Gallup has been measuring America’s satisfaction with abortion policies since 2001. The results of the latest survey show that more people are unhappy with the status quo than before. A new high of 58% want change, and a new low of 32% are happy with the way the law stands as of mid-January 2020.

About a fourth of adults polled in America have been dissatisfied with abortion laws on average throughout the years and have wanted them to be stricter. A much smaller percentage wanted looser laws, as most pro-abortion people who responded said they were satisfied. This year, however, the people are split. Almost two-thirds want change. And while the 24% who want stricter laws is normal, the group who wants less regulation has grown to 22%.

Several presidents have addressed the March for Life, either by phone or mail, but none have shown up in person. That changes this year. President Trump, who was the first to speak to the March for Life by video in 2018, is now the first to attend in person. The president of March for Life announced on the site Trump’s plans to attend, thanking him for his contribution to the fight against abortion and for his attendance. President Trump, as is his wont, made a somewhat less formal announcement on Twitter, retweeting a video put out by March for Life and adding, “See you on Friday…Big Crowd!”

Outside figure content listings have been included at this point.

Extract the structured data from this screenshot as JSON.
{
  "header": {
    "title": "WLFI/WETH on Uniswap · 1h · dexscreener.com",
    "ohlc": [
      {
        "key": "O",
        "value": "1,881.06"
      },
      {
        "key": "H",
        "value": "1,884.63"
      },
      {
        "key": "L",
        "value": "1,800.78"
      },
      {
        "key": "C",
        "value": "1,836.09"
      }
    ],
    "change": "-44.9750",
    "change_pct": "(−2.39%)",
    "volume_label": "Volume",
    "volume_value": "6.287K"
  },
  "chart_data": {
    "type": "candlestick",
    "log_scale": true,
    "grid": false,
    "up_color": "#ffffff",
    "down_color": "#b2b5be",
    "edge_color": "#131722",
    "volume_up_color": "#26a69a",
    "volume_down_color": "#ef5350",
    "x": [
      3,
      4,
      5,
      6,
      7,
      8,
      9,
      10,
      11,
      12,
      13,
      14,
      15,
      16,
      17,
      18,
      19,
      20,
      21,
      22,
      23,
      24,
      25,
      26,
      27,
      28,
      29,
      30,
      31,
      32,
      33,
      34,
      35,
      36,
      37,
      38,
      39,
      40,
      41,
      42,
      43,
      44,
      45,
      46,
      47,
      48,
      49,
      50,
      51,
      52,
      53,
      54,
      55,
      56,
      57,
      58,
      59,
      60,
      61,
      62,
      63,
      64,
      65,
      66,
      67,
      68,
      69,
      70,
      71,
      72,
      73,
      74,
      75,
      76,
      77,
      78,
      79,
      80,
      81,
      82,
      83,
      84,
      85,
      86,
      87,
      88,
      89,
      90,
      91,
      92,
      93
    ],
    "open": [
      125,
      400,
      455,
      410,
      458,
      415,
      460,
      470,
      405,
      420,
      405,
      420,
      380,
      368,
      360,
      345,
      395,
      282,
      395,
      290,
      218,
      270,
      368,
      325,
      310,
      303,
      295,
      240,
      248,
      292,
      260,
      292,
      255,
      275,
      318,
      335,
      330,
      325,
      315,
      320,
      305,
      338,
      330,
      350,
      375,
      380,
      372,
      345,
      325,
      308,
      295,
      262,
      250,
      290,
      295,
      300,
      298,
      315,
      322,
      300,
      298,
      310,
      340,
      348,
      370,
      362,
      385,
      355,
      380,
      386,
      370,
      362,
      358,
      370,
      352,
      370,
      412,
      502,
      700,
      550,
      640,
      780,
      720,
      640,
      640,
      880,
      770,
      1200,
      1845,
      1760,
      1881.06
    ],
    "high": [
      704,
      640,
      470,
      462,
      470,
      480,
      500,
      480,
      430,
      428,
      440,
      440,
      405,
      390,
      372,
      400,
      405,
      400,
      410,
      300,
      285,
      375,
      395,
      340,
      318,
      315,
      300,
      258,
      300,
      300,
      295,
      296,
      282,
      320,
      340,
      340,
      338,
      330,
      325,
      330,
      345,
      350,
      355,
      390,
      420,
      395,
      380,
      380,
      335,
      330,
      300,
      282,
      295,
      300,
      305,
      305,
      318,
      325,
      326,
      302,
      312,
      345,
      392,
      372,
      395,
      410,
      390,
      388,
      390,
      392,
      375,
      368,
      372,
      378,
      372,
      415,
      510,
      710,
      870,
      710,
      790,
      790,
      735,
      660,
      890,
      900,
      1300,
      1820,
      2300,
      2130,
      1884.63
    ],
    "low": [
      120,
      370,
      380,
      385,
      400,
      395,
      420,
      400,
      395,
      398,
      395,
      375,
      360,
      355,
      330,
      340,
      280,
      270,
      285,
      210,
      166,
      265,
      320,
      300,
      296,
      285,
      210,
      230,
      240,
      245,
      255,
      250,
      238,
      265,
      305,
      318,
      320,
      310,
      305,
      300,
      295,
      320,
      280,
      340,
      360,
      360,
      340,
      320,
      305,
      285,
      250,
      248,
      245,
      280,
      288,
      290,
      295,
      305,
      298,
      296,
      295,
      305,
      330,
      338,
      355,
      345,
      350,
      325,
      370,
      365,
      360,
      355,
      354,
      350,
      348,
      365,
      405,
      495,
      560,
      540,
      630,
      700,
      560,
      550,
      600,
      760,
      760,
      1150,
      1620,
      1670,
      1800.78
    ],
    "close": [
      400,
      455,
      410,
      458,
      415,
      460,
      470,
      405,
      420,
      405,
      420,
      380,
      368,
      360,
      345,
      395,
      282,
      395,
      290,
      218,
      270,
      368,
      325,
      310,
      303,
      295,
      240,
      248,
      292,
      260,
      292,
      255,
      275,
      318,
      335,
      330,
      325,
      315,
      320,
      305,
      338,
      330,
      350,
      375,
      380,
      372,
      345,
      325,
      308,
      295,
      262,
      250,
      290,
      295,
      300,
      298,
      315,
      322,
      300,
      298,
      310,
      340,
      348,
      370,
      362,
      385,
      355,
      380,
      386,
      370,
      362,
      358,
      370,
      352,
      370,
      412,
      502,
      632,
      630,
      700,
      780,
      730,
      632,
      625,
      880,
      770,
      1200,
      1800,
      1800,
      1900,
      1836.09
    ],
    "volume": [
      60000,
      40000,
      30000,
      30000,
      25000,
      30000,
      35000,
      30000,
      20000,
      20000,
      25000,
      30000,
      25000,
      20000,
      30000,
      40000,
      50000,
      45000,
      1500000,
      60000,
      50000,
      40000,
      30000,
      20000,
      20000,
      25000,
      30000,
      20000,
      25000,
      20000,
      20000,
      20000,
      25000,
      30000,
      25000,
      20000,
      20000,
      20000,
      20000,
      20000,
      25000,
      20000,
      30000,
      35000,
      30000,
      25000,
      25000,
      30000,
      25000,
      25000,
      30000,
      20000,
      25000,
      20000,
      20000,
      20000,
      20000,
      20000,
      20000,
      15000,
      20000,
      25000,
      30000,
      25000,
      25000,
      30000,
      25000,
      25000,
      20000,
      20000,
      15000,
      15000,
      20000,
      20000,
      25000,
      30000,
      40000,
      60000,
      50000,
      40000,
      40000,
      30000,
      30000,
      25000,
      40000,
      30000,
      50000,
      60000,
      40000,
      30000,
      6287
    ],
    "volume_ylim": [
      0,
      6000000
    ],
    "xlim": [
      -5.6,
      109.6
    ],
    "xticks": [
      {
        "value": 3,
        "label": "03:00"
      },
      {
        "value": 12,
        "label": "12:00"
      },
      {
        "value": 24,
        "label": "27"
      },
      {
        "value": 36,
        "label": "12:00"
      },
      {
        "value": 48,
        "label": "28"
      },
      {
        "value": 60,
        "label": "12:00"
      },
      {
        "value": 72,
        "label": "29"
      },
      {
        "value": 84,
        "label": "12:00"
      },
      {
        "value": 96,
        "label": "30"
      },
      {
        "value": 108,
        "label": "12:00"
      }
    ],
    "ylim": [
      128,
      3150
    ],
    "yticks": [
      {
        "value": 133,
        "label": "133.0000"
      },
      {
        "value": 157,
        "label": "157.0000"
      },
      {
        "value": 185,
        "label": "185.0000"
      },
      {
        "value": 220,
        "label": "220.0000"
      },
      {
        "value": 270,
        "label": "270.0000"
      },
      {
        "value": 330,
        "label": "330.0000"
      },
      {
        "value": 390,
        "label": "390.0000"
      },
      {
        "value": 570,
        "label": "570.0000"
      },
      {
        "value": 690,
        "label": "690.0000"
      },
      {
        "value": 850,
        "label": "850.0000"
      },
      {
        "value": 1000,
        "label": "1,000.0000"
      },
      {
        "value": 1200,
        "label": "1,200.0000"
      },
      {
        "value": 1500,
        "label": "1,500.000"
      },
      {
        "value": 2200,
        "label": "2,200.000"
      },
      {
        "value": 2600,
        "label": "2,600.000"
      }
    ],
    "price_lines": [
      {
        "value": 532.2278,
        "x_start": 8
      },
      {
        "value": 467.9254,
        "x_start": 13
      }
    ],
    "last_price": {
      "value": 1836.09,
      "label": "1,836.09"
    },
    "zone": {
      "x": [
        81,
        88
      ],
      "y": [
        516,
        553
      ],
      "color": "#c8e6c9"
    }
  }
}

The theme this year is “Life Empowers: Pro-Life is Pro-Woman.” Additional speakers include:
  • Jim Daly – President, Focus on the Family
  • Marjorie Dannenfelser – President, Susan B. Anthony List
  • Elisa Martinez – Founder, New Mexico Alliance for Life
  • David Platt – Pastor, McLean Bible Church
  • His Grace Bishop Apostolos of Medeia
  • State Senator Katrina Jackson (D-LA)
  • Representative Chris Smith (R-NJ)
  • Melissa Ohden, survivor of a failed saline infusion abortion
  • Claire Culwell, survivor of a failed surgical abortion
Abortion used to be a fairly static issue. The law remained relatively unchanged for much of the last decade, but then Donald Trump became president. Abortion is, once again, at the forefront of American politics, for better or for worse. Those who oppose abortion see Trump as the best chance of finally getting the law changed. To those who want the right to abort, Trump is the greatest threat this nation has ever faced. They’re pushing back – hard. While Democrats used to preach “safe, legal, and rare,” it’s now “on-demand and free, for any reason at any time.”

Both sides want change, and both sides are working hard to make it happen. The nation’s top abortion provider, Planned Parenthood, pledged $45 million to help get “pro-choice” Democrats elected in 2020, breaking its previous contribution record. In response, the Susan B. Anthony List broke a record of its own, promising $52 million to help get Donald Trump re-elected. With this much money in the game and the issue burning in the minds and hearts of voters, the stakes are high. It’s unclear what changes 2020 will bring to the abortion battle – but change is coming.